A financial assistant work in a number of fields, including accounting, banking, auditing, and investment. Regardless of the specific field, a financial assistant must have a solid background in accounting, bookkeeping and taxation; they typically assist clients with project forecasts, budgets, cost analysis, and inventory calculations.
Financial assistants most often work in a traditional office setting during regular business hours. They are often busy, meeting with several clients a day. In these meetings they discuss topics such as budgets, forecasts, cost-benefit analyses, trend analysis, and forecasts; they may also produce financial statements. They give advice to their clients about projects, including whether it may be profitable and what the variable/fixed costs will be. They might also help to lead clients away from or prevent bankruptcy, downsizing, or closure.
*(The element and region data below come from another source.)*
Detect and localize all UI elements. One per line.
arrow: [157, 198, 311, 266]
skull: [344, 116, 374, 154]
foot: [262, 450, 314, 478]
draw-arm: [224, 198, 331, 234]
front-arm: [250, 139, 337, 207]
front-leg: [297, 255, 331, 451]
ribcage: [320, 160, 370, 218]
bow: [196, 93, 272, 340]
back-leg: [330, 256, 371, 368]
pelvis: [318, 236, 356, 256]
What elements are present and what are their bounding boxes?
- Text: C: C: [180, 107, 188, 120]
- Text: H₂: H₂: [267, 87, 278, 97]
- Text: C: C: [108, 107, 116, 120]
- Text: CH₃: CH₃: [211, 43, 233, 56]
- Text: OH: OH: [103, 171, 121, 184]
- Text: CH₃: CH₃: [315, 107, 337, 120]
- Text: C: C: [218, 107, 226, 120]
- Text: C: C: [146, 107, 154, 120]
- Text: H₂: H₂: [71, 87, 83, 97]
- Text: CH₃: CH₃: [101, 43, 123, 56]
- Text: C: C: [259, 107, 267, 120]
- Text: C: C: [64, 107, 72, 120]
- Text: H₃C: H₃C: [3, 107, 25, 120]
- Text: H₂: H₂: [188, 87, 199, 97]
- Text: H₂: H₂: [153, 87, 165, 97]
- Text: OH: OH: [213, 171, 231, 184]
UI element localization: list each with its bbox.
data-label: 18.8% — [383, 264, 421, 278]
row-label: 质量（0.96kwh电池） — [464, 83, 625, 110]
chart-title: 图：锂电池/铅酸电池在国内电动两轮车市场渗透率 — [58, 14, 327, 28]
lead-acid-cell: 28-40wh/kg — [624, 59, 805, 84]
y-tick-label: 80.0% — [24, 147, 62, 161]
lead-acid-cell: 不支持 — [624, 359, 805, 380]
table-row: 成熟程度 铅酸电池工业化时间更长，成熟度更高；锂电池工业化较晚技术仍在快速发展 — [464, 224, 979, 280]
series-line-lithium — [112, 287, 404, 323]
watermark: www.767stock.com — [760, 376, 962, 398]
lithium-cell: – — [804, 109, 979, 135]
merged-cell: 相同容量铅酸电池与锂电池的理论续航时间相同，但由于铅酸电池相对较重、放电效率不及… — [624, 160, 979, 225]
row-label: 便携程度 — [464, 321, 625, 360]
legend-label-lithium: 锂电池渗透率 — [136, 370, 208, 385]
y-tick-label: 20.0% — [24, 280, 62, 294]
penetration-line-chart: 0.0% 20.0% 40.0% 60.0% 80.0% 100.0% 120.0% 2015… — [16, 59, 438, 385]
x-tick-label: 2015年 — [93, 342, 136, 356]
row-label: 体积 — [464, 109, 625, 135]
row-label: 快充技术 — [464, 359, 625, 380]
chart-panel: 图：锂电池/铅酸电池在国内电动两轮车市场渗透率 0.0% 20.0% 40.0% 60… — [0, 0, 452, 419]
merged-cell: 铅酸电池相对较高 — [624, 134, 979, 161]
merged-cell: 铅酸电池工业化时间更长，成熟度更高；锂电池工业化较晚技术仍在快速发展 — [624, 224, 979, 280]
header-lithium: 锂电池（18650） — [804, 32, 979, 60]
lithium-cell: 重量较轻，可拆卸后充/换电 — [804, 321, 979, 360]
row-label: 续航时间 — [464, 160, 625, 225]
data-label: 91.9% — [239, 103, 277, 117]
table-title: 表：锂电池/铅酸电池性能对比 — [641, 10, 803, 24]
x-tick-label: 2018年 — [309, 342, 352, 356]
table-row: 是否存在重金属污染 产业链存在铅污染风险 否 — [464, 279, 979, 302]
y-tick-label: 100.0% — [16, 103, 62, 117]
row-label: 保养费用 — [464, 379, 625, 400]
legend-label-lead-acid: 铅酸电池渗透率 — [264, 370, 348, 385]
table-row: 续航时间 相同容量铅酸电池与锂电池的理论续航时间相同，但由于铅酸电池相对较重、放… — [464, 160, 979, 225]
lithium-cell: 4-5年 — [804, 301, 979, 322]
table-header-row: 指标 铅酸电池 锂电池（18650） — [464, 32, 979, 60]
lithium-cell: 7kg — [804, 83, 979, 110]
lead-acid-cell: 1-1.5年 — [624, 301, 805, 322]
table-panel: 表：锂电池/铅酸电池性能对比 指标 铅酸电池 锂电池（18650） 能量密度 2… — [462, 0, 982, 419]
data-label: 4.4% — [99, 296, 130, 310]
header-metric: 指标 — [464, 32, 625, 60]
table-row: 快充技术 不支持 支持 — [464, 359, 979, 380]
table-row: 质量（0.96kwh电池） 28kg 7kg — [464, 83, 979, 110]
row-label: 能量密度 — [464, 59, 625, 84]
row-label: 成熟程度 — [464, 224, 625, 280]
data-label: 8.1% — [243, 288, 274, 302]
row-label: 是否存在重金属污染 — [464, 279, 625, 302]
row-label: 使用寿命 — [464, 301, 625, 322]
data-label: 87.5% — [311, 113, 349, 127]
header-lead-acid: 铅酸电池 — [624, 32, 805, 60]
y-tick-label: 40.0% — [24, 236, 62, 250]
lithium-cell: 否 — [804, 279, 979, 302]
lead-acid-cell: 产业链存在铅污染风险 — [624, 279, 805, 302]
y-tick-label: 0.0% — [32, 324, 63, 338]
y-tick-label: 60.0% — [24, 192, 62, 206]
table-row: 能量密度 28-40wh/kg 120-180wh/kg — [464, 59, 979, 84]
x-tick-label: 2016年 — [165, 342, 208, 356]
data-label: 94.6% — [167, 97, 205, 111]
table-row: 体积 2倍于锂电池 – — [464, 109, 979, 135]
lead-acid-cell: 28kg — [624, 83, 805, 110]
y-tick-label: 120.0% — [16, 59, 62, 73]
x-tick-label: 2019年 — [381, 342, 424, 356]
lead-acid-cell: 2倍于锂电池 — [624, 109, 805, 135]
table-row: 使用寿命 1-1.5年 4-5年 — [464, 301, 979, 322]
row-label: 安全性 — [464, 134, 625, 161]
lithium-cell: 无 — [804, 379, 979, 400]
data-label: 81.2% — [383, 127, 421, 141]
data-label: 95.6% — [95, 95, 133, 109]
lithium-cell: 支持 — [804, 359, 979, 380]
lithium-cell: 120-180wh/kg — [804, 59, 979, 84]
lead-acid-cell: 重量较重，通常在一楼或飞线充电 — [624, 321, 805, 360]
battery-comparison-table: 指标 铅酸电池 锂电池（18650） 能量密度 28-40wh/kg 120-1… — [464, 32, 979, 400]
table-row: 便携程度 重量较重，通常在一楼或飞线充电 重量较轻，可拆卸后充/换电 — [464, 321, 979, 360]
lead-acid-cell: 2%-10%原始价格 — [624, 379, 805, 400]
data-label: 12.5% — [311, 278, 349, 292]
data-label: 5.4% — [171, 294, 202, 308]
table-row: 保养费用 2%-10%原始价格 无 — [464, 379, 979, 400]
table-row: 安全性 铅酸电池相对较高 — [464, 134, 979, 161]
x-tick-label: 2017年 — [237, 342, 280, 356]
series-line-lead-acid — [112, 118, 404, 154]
A bachelor's degree in finance or accounting is typical, and the financial assistant might also possess other qualifications (such as a Certified Public Accountant, or CPA, license). The work they do is mainly mental and requires excellent attention to detail. They must be familiar with computers and fluent with programs such as Microsoft Excel, Access, and Intuit Quickbooks.
Financial Assistant Tasks
Research, collect, and enter financial data to reconcile and update accounts.
Oversee payroll, timesheets, and insurance payments.
Use accounting software to document accounts receivable and accounts payable.
Complete periodic reports and identify ongoing problems.